Things can go wrong in this picture,

  • A calls B, but B does not receives the call
  • A calls B, but A ignores/cancels B response before B returns
  • B returns, but A does not receive the response

In a computation done in single machine, where a function A calls another function B. the problems above will not happen. When function A calls function B, we know B is going to receive the request and returns at some point in time, as long as we assume the machine does not halt. However in distributed computing, these problems can happen due to

  • Servers are connected over the network.
  • Network can be down and unstable
  • Servers execute and fail independently

These problems are entirely not new. They are studied in computer network for problem of transmitting a package from computer A to computer B. The solution from the computer network can be applied to solve the problem of not receiving a request or response from a server in distributed computing.
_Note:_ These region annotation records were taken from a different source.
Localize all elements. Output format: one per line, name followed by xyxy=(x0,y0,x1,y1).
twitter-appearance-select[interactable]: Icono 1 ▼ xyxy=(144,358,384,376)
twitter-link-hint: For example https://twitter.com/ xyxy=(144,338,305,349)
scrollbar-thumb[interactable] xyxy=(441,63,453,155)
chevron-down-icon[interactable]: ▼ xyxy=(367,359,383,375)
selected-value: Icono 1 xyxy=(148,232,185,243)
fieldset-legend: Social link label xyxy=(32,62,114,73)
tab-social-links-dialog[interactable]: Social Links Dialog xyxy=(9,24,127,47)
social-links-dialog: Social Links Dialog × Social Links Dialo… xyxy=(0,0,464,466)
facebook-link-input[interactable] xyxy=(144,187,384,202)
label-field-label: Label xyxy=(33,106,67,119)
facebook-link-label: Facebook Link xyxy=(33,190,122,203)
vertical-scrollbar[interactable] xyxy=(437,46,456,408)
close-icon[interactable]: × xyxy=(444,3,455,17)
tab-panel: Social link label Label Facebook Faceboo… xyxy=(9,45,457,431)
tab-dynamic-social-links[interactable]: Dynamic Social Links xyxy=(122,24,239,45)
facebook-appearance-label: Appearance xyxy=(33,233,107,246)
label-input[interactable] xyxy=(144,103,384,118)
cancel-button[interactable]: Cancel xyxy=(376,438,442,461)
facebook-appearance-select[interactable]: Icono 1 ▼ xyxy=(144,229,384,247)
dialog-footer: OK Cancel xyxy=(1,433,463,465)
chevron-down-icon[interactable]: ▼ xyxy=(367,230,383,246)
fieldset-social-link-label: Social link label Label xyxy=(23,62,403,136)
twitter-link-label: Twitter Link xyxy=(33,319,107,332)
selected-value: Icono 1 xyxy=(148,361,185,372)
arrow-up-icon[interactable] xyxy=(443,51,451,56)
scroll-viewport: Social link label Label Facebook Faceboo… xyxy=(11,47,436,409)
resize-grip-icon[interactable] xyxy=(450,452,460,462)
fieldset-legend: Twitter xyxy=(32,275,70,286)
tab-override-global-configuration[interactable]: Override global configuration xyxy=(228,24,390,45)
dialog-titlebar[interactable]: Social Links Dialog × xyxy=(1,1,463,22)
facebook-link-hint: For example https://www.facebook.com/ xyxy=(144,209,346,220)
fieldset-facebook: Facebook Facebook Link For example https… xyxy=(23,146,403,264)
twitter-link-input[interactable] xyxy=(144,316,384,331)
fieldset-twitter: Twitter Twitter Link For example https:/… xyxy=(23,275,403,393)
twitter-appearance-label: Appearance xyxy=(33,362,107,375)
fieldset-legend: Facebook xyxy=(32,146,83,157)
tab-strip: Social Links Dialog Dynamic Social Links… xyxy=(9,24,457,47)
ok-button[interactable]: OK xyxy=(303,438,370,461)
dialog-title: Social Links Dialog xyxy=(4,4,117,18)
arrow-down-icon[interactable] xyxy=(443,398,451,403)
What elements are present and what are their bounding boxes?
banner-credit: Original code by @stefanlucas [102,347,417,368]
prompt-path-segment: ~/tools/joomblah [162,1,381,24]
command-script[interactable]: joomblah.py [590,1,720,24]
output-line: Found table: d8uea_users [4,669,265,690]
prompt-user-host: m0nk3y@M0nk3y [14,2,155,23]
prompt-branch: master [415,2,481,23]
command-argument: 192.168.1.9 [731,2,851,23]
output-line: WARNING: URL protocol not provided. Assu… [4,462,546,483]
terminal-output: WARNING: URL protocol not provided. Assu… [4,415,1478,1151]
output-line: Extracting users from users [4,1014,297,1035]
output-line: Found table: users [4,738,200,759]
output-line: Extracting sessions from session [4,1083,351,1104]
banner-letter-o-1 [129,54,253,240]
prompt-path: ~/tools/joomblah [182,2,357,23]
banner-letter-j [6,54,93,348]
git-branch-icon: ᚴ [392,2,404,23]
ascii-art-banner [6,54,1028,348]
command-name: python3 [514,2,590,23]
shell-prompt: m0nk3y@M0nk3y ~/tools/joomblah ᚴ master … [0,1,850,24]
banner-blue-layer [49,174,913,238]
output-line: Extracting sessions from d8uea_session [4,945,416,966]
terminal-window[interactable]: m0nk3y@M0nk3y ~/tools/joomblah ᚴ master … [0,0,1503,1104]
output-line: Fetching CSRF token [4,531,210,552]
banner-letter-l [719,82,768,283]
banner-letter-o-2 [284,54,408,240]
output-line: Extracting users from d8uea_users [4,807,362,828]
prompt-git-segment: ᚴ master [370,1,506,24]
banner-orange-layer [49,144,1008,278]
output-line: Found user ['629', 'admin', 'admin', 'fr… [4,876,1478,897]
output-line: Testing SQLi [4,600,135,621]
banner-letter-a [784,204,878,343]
Although the problem of receiving a request or response in distributed computing can be hidden from the software developers by a framework/protocol that hides the details of receiving a request/response, the problem of cancelling a call cannot be hidden. The framework can guarantee that when server A cancels B, that B will eventually receive the cancel signal. But as to how B handle the cancel signal, it depends on the nature of the application. For example, if server B behavors as a pure function like computing whether or not a given number is prime, B can ignore the cancel signal. On the other hand, if B is a server that updates bank account balanace, B must handle the cancel signal when it receives the cancel signal from the framework after updating the bank account balance.